News | Magnetic Resonance Imaging (MRI) | January 18, 2022

Lower magnetic field and larger opening allows patients with implanted devices, claustrophobia or obesity to receive MRI

Orlando Simonetti (right) works with MRI technologist Heather Hermiller to operate a new FDA-approved MRI machine that he helped develop. The machine has a lower magnetic field and larger patient opening, expanding access to patients who were previously unable to undergo MRI.
Orlando Simonetti (right) works with MRI technologist Heather Hermiller to operate a new FDA-approved MRI machine that he helped develop. The machine has a lower magnetic field and larger patient opening, expanding access to patients who were previously unable to undergo MRI.

January 18, 2022 — Magnetic resonance imaging (MRI) is a powerful medical tool that provides detailed images of everything from bones and joints to the brain and spinal cord, but millions of patients can’t benefit from the improved care it provides. Implanted devices like defibrillators and pacemakers interfere with the MRI’s magnetic signal, while obese and claustrophobic patients are often unable to get into the small opening on a traditional MRI machine. Now, The Ohio State University Wexner Medical Center is the first in the nation to install a reimagined MRI machine built by Siemens in collaboration with Ohio State researchers that was recently approved for use in patients by the FDA. It has a much lower magnetic field and a larger patient opening, removing barriers to this potentially life-saving technology.

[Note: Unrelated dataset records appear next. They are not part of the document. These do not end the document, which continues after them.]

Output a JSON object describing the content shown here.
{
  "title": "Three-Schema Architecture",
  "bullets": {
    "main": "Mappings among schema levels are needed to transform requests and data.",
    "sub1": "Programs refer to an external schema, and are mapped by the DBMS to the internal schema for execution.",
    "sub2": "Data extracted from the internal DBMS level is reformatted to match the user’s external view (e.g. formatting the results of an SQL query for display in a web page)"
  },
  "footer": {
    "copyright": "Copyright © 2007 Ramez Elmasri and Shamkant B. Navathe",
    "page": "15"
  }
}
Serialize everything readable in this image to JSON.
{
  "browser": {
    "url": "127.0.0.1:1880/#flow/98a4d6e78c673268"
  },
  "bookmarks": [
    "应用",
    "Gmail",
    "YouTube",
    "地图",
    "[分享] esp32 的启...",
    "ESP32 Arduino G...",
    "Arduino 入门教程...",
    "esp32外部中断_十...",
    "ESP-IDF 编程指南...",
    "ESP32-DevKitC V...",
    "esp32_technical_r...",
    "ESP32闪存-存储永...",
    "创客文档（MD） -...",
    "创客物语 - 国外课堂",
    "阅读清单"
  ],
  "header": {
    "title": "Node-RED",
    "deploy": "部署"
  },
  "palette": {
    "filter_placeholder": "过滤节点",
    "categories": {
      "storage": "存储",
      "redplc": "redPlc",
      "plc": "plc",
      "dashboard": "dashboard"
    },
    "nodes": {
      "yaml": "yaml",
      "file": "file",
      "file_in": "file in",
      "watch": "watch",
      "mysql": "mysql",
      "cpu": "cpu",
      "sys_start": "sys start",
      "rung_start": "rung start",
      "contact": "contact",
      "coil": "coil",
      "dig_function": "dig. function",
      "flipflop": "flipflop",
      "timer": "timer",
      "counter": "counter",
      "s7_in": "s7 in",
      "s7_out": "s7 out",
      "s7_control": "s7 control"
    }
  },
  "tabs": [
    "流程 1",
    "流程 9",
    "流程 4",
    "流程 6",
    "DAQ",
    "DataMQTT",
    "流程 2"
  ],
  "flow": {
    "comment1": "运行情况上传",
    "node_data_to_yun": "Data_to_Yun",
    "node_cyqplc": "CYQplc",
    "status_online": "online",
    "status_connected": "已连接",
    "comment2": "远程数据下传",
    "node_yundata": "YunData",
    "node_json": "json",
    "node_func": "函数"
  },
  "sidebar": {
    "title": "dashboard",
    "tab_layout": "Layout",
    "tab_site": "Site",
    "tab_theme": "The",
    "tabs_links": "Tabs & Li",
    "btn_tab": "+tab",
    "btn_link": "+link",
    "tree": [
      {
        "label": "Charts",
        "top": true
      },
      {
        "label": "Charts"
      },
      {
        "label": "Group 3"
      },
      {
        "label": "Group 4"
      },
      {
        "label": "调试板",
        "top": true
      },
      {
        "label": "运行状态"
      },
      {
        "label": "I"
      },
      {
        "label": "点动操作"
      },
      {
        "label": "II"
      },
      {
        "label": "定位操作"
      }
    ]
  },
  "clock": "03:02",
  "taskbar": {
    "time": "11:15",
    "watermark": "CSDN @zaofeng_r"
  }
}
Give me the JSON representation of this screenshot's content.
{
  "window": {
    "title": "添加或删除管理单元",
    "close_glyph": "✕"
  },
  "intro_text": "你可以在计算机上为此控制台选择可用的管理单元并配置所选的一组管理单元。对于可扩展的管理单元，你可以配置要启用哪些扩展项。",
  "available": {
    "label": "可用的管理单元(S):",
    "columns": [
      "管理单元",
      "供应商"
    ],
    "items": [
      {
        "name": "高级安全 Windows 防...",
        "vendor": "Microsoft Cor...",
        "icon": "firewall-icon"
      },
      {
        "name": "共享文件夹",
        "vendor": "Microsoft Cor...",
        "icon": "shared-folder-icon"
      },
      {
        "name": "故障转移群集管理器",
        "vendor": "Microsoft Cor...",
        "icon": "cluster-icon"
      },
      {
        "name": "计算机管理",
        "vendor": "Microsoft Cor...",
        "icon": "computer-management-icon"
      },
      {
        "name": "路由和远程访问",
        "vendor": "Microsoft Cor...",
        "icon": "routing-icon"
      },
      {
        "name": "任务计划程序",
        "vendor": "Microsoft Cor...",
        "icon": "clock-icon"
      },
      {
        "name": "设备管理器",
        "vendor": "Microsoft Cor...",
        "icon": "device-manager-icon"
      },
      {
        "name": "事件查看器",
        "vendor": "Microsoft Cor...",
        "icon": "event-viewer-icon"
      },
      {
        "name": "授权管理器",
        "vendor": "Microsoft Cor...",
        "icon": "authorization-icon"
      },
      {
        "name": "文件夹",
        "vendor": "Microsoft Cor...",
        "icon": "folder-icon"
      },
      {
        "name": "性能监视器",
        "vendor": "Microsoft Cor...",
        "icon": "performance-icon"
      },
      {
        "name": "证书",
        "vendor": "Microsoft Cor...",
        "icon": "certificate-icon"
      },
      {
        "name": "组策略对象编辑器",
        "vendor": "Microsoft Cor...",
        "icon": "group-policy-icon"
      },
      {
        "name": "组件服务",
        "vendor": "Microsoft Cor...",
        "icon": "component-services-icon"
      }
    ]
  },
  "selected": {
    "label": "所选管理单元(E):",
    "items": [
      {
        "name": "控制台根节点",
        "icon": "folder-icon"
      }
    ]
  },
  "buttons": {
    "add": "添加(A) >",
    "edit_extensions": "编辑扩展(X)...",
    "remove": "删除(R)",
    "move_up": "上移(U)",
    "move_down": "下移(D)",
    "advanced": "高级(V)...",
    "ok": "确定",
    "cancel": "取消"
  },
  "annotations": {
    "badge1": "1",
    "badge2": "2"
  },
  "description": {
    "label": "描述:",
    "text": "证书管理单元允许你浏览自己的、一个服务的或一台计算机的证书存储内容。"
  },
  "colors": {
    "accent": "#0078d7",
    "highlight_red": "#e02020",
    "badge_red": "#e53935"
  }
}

“My colleagues and I developed new techniques to boost the signal-to-noise ratio in MRI machines, which made us think that we could use this technology to create a machine with a lower magnetic field strength and still get high quality images out,” said Orlando Simonetti, professor of internal medicine and radiology at The Ohio State University College of Medicine

In some instances, the low-power machine actually provides better imaging than a traditional MRI, especially of the heart and lungs. It’s an important advancement for patients with conditions like heart failure, cystic fibrosis, pulmonary hypertension and even COVID-19, who must otherwise undergo imaging that uses harmful radiation such as X-rays or CT scans.

“Because of the air in the lungs, it cancels out the signal at higher field strength. But at lower field strength, there’s potential that we can see lung tissue more clearly with MRI,” Simonetti said. 

Ohio State has partnered with Nationwide Children’s Hospital to study the use of this new MRI technology for kids with congenital heart disease, who must undergo repeated heart catheterizations throughout their lives. Until now, the procedure required X-ray imaging to guide small metal wires. But the new MRI machine does not interact with the wires, making the procedure safer and preventing these children from being exposed to radiation each time it’s performed.